I'll admit that this is a clever approach, worthy of a Bond villain, but I don't think it will work.  If you really think about it, the main lynchpin of this plan is that the American public consists of a bunch of idiots.


ü  If your Congressman tries to pull off the big lie, I voted for it but I didn't vote for it, people will see right through it.  John Kerry tried that one and we all know how that worked out.  People will ask this Congressman why they ran the risk of the Senate not approving their changes. 


ü  The whole reason the House wants these changes is that the Senate deleted them from the original bill passed by the House.  What makes them think the Senate will change their minds?  Granted, with reconciliation, fewer votes will be needed but I'm not so sure even fifty votes can be secured for many of these changes. 


ü  The only way to avoid another vote in the House is for the Senate to approve the House changes without amendment.  What are the odds of that happening? 

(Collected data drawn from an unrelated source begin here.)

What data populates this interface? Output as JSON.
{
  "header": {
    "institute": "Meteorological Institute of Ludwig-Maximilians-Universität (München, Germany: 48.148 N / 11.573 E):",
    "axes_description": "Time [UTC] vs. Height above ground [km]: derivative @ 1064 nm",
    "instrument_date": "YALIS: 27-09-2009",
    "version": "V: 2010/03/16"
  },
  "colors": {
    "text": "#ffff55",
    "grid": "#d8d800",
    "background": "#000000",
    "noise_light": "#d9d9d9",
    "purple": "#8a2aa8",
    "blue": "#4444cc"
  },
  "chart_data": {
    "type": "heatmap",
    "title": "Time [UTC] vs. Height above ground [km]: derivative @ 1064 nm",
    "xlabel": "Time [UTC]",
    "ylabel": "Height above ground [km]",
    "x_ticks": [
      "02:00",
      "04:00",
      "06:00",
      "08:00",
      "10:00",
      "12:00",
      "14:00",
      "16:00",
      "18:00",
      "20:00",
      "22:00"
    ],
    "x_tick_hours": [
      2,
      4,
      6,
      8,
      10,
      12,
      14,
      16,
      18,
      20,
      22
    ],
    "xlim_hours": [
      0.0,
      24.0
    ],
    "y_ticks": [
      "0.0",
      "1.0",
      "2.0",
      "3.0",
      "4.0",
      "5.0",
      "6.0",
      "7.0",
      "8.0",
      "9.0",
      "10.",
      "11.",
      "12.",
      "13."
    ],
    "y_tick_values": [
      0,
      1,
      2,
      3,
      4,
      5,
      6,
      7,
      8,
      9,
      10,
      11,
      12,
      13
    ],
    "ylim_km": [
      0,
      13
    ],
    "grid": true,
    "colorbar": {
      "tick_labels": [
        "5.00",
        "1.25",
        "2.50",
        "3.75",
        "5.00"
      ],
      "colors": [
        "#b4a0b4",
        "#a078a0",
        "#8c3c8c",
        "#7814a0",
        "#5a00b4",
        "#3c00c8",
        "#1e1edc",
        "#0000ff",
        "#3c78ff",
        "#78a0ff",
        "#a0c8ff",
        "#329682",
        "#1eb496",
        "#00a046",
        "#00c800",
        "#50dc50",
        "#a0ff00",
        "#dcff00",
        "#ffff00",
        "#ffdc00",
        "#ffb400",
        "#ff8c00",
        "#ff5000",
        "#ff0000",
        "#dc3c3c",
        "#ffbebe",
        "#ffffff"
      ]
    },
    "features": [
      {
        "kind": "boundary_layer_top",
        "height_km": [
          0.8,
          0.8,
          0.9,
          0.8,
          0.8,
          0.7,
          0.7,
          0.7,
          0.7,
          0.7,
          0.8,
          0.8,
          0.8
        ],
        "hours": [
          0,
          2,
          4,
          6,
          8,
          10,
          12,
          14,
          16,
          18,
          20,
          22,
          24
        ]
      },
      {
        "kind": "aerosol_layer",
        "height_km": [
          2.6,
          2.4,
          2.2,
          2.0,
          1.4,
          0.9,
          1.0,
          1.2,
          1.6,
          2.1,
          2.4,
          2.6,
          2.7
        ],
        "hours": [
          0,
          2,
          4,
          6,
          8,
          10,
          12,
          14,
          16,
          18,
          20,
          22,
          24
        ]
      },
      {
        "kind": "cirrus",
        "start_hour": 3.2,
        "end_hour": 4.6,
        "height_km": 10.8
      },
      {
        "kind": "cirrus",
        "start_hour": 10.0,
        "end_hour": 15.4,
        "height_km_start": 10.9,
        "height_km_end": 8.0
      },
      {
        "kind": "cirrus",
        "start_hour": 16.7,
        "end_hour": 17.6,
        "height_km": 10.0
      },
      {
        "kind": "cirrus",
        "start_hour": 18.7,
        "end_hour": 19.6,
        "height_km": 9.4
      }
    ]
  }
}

And on a more fundamental level, how do His Majesty and his deluded minions explain that the only way to pass healthcare reform was to execute the legislative equivalent of doing the limbo under a flaming bar while walking on a tightrope suspended over a shark tank?  I'm sure they'll try to pin the opposition to their reform on the special interests and partisan bickering but the majority of the American public, who have consistently expressed their opposition to His Majesty's plans, won't buy it.  Unfortunately for His Majesty, the serfs are still a little too smart to buy into this "change."  Maybe after four years as the head of our educational system, His Majesty will have indoctrinated enough serfs to take another stab at this one in twenty years.